Het eierschandaal maakt volgens foodwatch ‘pijnlijk duidelijk’ dat het toezicht op de voedselveiligheid in Nederland faalt. ‘Vermoedelijk is de consument al een jaar lang blootgesteld aan eieren waarin het verboden insecticide fipronil zat. Bovendien werden consumenten verkeerd voorgelicht toen het schandaal eindelijk aan het licht kwam’, aldus de voedselwaakhond.

Ondanks het rapport waarin met de vinger naar Nederland wordt gewezen, blijft ook het Belgische FAVV kritiek krijgen. Zo meldt consumentenorganisatie Test-Aankoop dat sinds het aantreden van de regering-Michel het totale budget van het FAVV gedaald is met maar liefst 11 procent. Als er enkel wordt gekeken naar de middelen die van de overheid komen, de dotatie, dan loopt de besparing zelfs op tot 18 procent. Als gevolg daarvan daalden ook het aantal controles. Dat is een verontrustende evolutie, aldus Test-Aankoop. Waar tussen 2011 en 2013 het aantal uitgevoerde controles nog gevoelig steeg (+4 procent) doet er zich vanaf 2014 een serieuze daling voor. In 2015 gaat het om -6 procent en in 2015 nog eens om -2.5 procent.

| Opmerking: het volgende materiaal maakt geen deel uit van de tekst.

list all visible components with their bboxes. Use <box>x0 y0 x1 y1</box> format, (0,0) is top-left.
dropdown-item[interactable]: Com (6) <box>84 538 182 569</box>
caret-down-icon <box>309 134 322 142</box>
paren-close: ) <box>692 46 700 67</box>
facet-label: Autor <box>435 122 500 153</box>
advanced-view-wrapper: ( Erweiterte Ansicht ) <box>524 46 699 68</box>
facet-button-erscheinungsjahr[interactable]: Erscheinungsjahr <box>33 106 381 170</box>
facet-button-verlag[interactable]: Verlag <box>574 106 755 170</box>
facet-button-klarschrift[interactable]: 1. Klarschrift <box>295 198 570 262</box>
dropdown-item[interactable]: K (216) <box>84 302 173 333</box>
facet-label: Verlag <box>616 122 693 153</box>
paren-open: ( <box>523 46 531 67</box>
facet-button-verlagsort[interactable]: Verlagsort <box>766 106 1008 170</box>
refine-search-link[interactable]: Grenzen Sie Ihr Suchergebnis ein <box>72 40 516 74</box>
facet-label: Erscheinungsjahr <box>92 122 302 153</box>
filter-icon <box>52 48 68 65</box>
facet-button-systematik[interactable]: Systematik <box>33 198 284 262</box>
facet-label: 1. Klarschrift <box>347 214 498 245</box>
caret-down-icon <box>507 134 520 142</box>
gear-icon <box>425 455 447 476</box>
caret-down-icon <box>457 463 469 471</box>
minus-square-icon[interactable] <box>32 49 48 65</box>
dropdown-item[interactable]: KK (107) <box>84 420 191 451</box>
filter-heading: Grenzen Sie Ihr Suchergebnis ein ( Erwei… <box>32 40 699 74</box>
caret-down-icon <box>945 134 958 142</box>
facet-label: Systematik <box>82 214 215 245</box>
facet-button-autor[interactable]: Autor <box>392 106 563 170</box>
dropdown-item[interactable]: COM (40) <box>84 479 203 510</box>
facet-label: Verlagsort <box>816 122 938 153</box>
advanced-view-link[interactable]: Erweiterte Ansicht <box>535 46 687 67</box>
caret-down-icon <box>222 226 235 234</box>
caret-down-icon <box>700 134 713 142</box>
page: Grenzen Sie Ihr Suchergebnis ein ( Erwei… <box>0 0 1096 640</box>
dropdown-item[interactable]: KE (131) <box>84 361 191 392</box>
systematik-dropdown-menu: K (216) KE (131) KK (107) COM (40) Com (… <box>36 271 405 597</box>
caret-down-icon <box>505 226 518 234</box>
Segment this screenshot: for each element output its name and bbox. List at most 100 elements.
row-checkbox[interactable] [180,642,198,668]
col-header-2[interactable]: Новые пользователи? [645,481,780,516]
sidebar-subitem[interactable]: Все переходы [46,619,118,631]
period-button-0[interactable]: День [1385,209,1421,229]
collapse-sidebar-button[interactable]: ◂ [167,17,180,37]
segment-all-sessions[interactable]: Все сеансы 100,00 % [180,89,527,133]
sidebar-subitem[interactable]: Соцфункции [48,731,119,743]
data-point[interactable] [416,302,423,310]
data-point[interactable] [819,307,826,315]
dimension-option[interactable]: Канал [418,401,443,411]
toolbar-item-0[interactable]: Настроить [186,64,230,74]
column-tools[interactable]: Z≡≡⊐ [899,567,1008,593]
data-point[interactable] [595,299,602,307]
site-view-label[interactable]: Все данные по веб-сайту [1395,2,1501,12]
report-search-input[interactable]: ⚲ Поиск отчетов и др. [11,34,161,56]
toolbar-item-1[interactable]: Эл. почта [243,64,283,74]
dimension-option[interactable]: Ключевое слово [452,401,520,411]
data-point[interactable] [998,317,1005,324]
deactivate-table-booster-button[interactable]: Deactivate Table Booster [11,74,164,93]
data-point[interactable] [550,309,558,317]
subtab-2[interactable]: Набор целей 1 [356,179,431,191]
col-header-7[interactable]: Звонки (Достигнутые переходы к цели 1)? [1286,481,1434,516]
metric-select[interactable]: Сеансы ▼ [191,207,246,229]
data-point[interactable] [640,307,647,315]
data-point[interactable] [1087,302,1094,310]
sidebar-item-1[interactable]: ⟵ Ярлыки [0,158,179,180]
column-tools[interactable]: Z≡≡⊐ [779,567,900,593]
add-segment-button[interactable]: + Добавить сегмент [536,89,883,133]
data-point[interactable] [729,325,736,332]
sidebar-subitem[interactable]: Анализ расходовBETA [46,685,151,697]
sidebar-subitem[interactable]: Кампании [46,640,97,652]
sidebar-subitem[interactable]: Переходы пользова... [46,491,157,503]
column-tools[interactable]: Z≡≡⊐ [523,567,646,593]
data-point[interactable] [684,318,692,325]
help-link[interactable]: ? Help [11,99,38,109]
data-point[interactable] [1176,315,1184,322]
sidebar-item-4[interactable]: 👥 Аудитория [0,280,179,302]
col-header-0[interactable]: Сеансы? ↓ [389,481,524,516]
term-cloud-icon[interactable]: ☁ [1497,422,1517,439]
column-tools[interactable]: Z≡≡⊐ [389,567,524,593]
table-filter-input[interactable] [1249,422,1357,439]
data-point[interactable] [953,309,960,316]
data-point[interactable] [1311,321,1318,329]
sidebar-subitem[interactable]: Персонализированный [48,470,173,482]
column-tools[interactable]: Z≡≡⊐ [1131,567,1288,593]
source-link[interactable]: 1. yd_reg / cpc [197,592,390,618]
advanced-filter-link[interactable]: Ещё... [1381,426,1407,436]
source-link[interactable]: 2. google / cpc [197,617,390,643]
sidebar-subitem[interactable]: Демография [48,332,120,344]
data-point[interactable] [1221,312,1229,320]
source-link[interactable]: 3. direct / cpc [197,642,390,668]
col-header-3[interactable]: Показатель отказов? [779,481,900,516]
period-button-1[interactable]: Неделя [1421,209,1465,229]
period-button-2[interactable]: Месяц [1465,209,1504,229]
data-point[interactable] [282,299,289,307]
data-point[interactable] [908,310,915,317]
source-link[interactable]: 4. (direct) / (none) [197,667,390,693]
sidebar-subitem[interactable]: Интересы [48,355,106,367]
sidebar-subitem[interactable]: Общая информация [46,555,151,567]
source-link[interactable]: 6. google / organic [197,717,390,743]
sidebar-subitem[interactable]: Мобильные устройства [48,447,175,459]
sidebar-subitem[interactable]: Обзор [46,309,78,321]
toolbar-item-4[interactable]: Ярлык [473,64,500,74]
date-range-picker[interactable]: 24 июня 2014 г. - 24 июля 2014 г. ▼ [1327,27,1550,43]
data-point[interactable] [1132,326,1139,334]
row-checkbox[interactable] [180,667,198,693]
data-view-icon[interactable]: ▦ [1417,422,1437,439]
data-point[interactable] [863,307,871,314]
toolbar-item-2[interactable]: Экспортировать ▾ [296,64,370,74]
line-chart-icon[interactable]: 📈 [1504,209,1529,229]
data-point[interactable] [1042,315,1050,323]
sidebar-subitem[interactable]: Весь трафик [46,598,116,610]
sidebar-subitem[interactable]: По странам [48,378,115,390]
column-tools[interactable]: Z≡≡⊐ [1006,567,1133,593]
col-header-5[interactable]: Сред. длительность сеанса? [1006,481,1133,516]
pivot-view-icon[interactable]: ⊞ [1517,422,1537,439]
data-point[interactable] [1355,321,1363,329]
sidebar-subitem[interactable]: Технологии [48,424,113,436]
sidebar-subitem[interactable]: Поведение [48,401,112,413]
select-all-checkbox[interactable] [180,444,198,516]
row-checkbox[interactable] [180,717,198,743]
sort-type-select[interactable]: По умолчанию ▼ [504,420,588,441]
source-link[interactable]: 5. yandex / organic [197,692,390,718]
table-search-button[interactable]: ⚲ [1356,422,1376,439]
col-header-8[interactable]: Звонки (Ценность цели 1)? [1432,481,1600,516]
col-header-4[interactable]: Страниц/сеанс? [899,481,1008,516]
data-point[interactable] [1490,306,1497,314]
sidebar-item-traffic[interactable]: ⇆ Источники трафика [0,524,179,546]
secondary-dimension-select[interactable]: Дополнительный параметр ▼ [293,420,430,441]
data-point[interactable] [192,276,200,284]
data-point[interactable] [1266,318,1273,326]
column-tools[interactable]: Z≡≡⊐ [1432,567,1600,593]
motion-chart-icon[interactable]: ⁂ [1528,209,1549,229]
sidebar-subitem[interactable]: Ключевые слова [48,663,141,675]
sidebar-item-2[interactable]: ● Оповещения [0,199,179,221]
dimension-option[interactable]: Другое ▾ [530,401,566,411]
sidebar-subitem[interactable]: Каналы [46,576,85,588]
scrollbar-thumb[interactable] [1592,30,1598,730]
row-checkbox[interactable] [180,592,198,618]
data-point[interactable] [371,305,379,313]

Dit zijn de lotnummers van teruggeroepen eieren

Colruyt, Carrefour en Delhaize hebben geen van de verspreide lotnummers in verkoop

Supermarktketen Colruyt zegt ‘in principe geen enkele van de door het voedselagentschap FAVV voor terugroeping verspreide codenummers in verkoop te hebben’. Ook Delhaize heeft woensdag gemeld dat ‘alle eieren in de Delhaize-winkels veilig zijn om te consumeren.’ De klanten hoeven dus geen Delhaize-eieren terug te brengen naar de winkel. Colruyt voegt eraan toe dat ze ook de niet-besmette loten eieren uit de rekken zal halen, die gelinkt zijn aan de loten van legbedrijven die betrokken zijn, dat uit voorzorg en om verwarring bij de klant te voorkomen. Winkelketen Carrefour meldt eveneens dat er geen door het FAVV gecommuniceerde lotnummers aan hen is geleverd en bijgevolg in de winkels aanwezig is of was.

Supermarktketen Lidl meldt dan weer dat ‘een van zijn leveranciers mogelijk de Europese norm voor Fipronil overschreed’. Het gaat om eieren die alleen verkocht werden in Lidl-winkels in Oost- en West-Vlaanderen en Henegouwen. ‘Deze eieren zijn inmiddels uit verkoop genomen’, meldt Lidl.